The Uptime Institute has agreed to incorporate the results of the OAC vote - a new minimum requirement - into Tier Standard: Topology, the authoritative documentation of the Tier requirements. This new requirement calls for a minimum of 12 hours of fuel storage for the engine-generator plant at “N” capacity. Although the OAC pinpointed this new specification during deliberations on the definition and requirements of Tier I, it affects all four Tiers since each data center Tier incorporates the criteria of those beneath it.
“We appreciate the efforts and input we’re receiving from OAC members who deliver enhanced value to the Tiers based on varied end-user perspectives and experiences,” said Vince Renaud, PE, OAC Facilitator and Tier Certification Authority, Uptime Institute Professional Services. “The OAC determined that its first agenda item was to revisit the definition and requirements of a Tier I data center.

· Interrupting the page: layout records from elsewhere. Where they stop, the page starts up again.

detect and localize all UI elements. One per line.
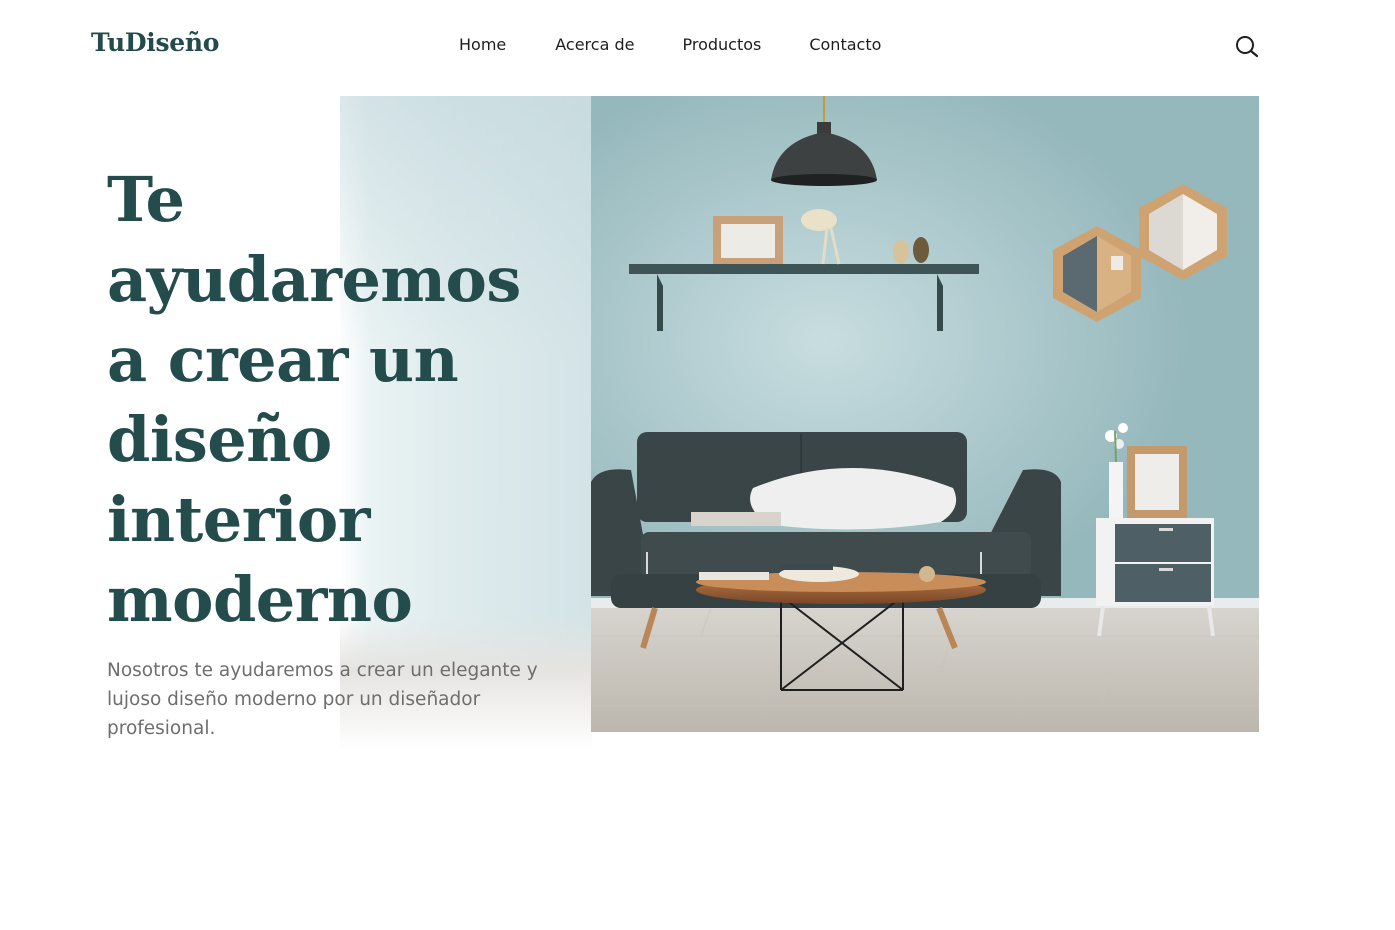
living-room-illustration xyxy=(591,96,1259,732)
main-nav: Home Acerca de Productos Contacto xyxy=(459,35,881,54)
page: TuDiseño Home Acerca de Productos Contac… xyxy=(0,0,1395,930)
nav-contacto[interactable]: Contacto xyxy=(809,35,881,54)
nav-productos[interactable]: Productos xyxy=(682,35,761,54)
logo[interactable]: TuDiseño xyxy=(91,28,219,57)
living-room-image xyxy=(591,96,1259,732)
search-icon xyxy=(1236,36,1259,58)
hero-description: Nosotros te ayudaremos a crear un elegan… xyxy=(107,660,538,739)
site-header: TuDiseño Home Acerca de Productos Contac… xyxy=(0,0,1395,96)
nav-acerca-de[interactable]: Acerca de xyxy=(555,35,634,54)
search-button[interactable] xyxy=(1234,34,1260,60)
hero-title: Te ayudaremos a crear un diseño interior… xyxy=(107,163,521,636)
nav-home[interactable]: Home xyxy=(459,35,506,54)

We’re pleased that their deliberations and votes represented refinements of the Tier requirements, which shows that the Tiers continue to serve as a meaningful and useful standard to data center owners worldwide.”
In reviewing the Tier I standard, the OAC also voted on other issues that do not warrant changes to the Tier Standard: Topology, such as not mandating an uninterruptible power supply (UPS) ride-through time.
The OAC is composed of 29 data center owners from a cross-section of industries, including banking/finance, technology, insurance, petrochemical, manufacturing, retail, health care, and airlines. It was formed in 2009 in response to the marketplace’s request for end-users to play a role in the ongoing review and enhancing of the Tier Program. The OAC is currently reviewing Issues for Consideration to be deliberated on in 2010 and voted on in 2011.